I should be leaving for a Erlian in the Gobi Desert on the Mongolian border tomorrow morning. I am seriously going miss China. I can not explain my attraction to this land. It seems so horrible in so many respects, but it has just gotten me. There is just something about it that keeps calling me back every time I leave. This was the third time that I have had an extended run in China, and the third time that I know that I will probably return. It is just real good living here. I can just tramp into a town, and within a day find a well paying job, a cheap room, and a place where I can get good food. It is just really simple here, really basic. I have found it easy to provide for myself with only a touch of effort (I speak enough Chinese, which probably is the sole reason I can make this statement). I am just really relaxed here. I really needed to get back to China after another four months in India. When I did my health was shaky and I needed to just lay around for a while, eat highly nutritious foods, and consume massive amounts of herbs. I studied with a really good Chinese medicine doctor here the year before, and I went back to him to be put back together. It took a few months but he did the job, and although I am still not 100% (digestion is still weak), I am ready to go. I couldn’t sit around Hangzhou any longer, the Road was calling.

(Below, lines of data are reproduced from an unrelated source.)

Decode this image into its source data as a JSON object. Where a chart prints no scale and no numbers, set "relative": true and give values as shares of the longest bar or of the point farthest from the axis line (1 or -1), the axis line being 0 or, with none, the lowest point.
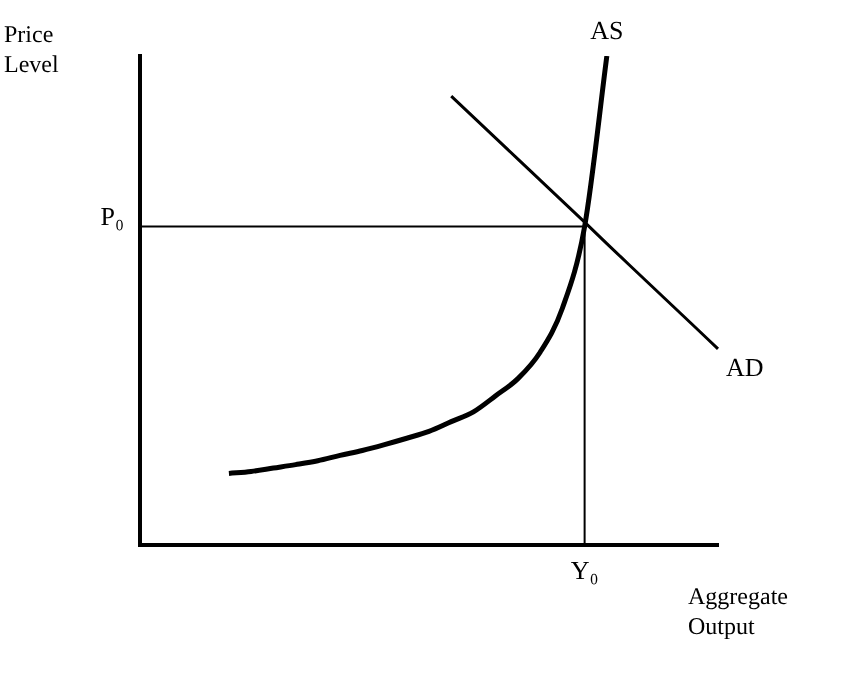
{
  "chart_data": {
    "type": "line",
    "relative": true,
    "xlabel": "Aggregate Output",
    "ylabel": "Price Level",
    "legend": false,
    "grid": false,
    "categories": [
      null,
      null,
      null,
      null,
      null,
      null,
      null,
      null,
      null,
      null,
      null,
      null,
      null,
      null,
      null,
      null,
      null,
      null,
      null,
      null,
      null,
      null,
      null,
      null,
      null,
      null,
      null
    ],
    "series": [
      {
        "name": "AS",
        "color": "#000000",
        "values": [
          null,
          null,
          null,
          null,
          0.146,
          0.15,
          0.157,
          0.164,
          0.172,
          0.183,
          0.193,
          0.205,
          0.218,
          0.232,
          0.252,
          0.272,
          0.305,
          0.34,
          0.394,
          0.484,
          0.651,
          1.0,
          null,
          null,
          null,
          null,
          null
        ]
      },
      {
        "name": "AD",
        "color": "#000000",
        "values": [
          null,
          null,
          null,
          null,
          null,
          null,
          null,
          null,
          null,
          null,
          null,
          null,
          null,
          null,
          0.918,
          0.875,
          0.832,
          0.789,
          0.746,
          0.703,
          0.66,
          0.616,
          0.573,
          0.53,
          0.487,
          0.444,
          0.401
        ]
      }
    ],
    "ref_lines": [
      {
        "axis": "y",
        "value": 0.651,
        "label": "P₀",
        "color": "#000000"
      },
      {
        "axis": "x",
        "label": "Y₀",
        "color": "#000000"
      }
    ]
  }
}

So now that I am on the verge of leaving China I am just recollecting on how much I love and hate living here. It is not a “cool” country by any means. It is one of the most non-layedback places that I have ever been. Everything is so focused, so intense….complex. In all the time that I have been in China I have made very few friends; and these were all in Yunnan province (on the Vietnam, Lao, Myanmar border). I have never made a Chinese friend in Hangzhou or anywhere else in the country. Maybe this is one of the reasons that I like it so much. I can walk down the street and know that I am not going to be placed in a social situation. I can just be quiet here. I can just contemplate the days away. I don’t have any friendship obligations and will not fall into any. I am just free to walk in the hills and be with myself. But a season of this becomes enough to regulate myself enough to move back into the world, make friends, and be social again. People go through stages; sometimes it is best to rage and sometimes it is best to lay low. My stages seem to correspond with the seasons. Winters I brood in self directed meditations, Summers I run with friends. The in between seasons correspond by likewise degrees. I am an animal, seasonal change still impacts me.
But other than this, I really respect the Chinese character and dig on the old time Tao dharma and poetry. I first began coming to China so that I could learn the language to read the nature poetry of the ancient poets. I am not quite at that stage of proficiency, but I am still learning. I have a feeling that I am always going to be studying this language. I also really like the fact that Chinese men still beat the hell out of each other in the streets. If there is a problem, it is settled with fist. Seriously, walking the streets of this country is like attending a fight showcase. You can often watch multiple fights on a single walk. I find it entertaining, and the Chinese do to. Not even the police break up fights. Rather, the officers of the law are spectators like everybody else. Everything is really up front in China. The people are rude, loud, and belligerent, though they are tough and know how to “eat-bitter.” I really find that I hold a great amount of appreciation for their somewhat intense social tendencies. If they have a question for me they ask it. It is just their way. I am really going to miss China. I feel as if I am leaving just to be called back, again. But I must be moving on. To Mongolia!
Beijing at dusk.
Gate tower of Forbidden city. I did not bother going it…it is forbidden, right?
Statue in restaurant window. I joked with Mira about how she is going to have to do this for me.